Ia mengatakan bahwa OJK siap melakukan tindakan jika ada jasa keuangan yang berlaku di luar ketentuan sesuai standar operasional prosedur (SOP). Hanya saja, menurutnya hingga sekarang aduan tersebut belum ada di wilayah Jawa Barat.

Meski begitu, tidak setiap permasalahan dengan jasa keuangan bisa langsung dilaporkan ke OJK. Menurutnya, debitur ataupun nasabah perlu terlebih dahulu konfirmasi dengan jasa keuangan terkait mengenai permasalahan yang dialami.
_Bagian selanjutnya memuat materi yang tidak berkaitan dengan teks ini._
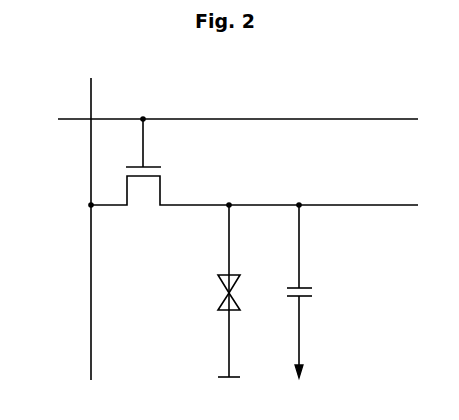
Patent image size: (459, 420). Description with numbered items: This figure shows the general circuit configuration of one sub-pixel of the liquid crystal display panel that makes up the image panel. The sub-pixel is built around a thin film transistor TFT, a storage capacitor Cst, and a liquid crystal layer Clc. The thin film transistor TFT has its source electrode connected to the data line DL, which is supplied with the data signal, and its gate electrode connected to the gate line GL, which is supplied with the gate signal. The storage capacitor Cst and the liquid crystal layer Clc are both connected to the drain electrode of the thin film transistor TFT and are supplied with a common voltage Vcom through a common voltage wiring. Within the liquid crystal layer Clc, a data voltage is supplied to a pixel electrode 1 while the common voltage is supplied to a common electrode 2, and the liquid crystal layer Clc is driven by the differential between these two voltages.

The pixel electrode 1 is at (222, 275).
The common electrode 2 is at (222, 310).
The data line DL is at (91, 217).
The gate line GL is at (225, 119).
The thin film transistor TFT is at (254, 162).
The liquid crystal layer Clc is at (226, 291).
The storage capacitor Cst is at (314, 291).
The common voltage Vcom is at (231, 390).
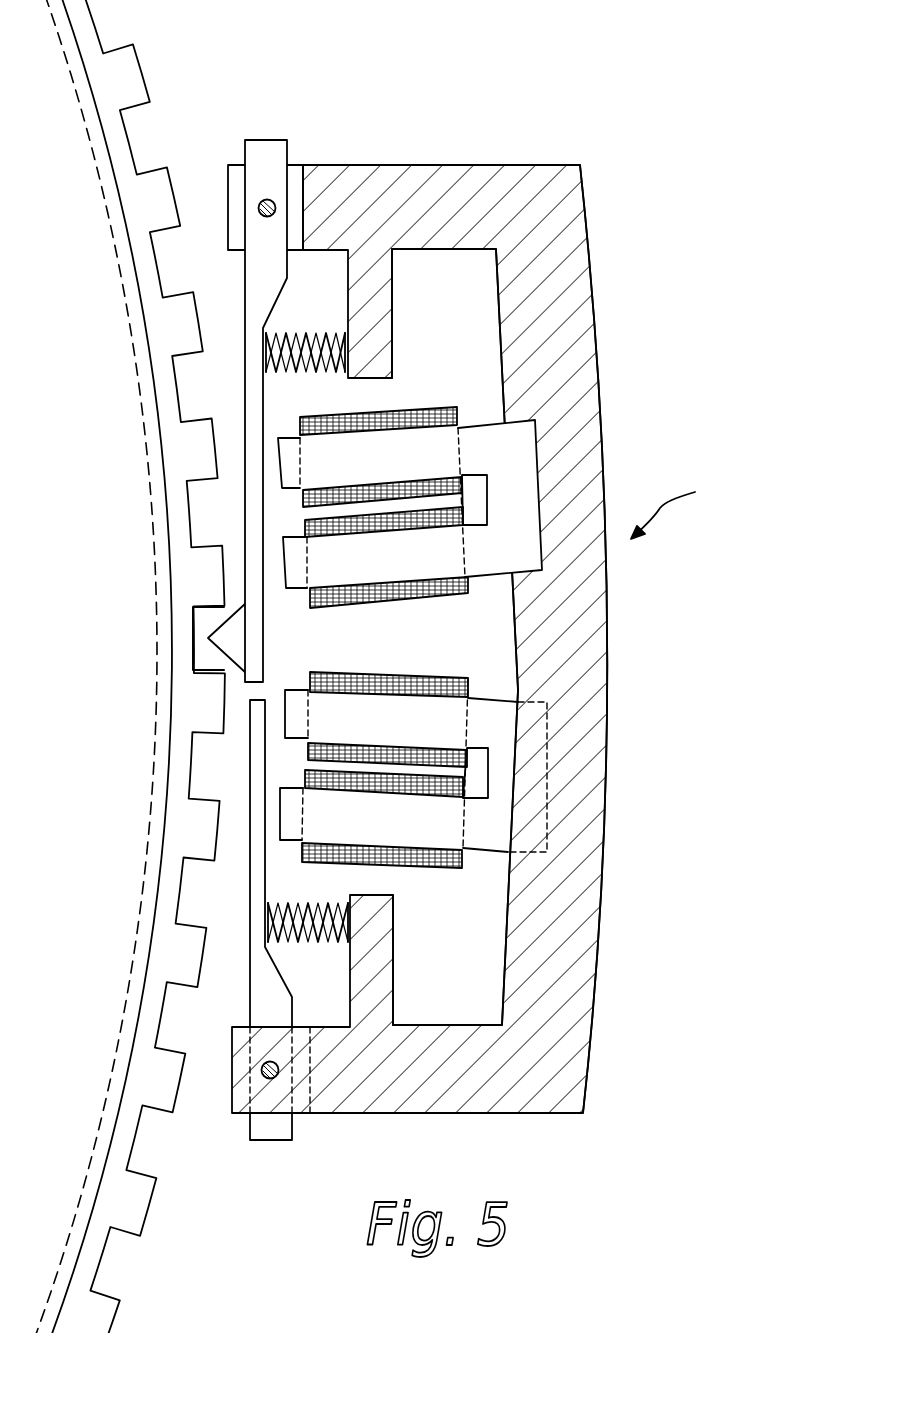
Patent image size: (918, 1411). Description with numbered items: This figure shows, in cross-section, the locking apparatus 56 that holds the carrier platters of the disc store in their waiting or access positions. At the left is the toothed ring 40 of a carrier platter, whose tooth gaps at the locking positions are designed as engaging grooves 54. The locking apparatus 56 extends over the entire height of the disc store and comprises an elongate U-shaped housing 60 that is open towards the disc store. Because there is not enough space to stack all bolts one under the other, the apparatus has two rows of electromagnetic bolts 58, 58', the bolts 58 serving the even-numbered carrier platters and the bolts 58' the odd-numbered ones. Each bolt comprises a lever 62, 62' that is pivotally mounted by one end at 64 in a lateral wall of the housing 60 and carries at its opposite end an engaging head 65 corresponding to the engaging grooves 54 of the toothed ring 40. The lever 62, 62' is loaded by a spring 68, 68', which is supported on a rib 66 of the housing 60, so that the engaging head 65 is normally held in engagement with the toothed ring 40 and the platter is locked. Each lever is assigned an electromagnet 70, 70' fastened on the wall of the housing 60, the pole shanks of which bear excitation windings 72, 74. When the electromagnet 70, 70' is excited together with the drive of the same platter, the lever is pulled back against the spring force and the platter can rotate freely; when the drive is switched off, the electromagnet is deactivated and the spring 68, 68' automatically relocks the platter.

“Ada pasal yang jika ada aduan, misalkan nasabah merasa dirugikan atau tidak sesuai prosesnya. Maka OJK yang turun. Untuk aduannya yang bisa dimediasi oleh OJK, mereka harus mengadukan pada tenaga jasa keuangan itu sendiri,” terangnya.

Seperti kasus yang kini tengah marak dialami para debitur di aplikasi Rupiah Plus. Jika memang para debitur merasa keberatan ditelepon oleh debt collector maka tak lantas bisa mengadukannya ke OJK. Ia perlu lebih dulu mengadu ke perusahaan aplikasi Rupiah Plus.

“Kalau diajukan keberatan kemudian tidak ada respons, baru mengadu ke OJK. Jadi syarat utamanya harus konfirmasi dulu,” tukasnya.(ran/fik/d)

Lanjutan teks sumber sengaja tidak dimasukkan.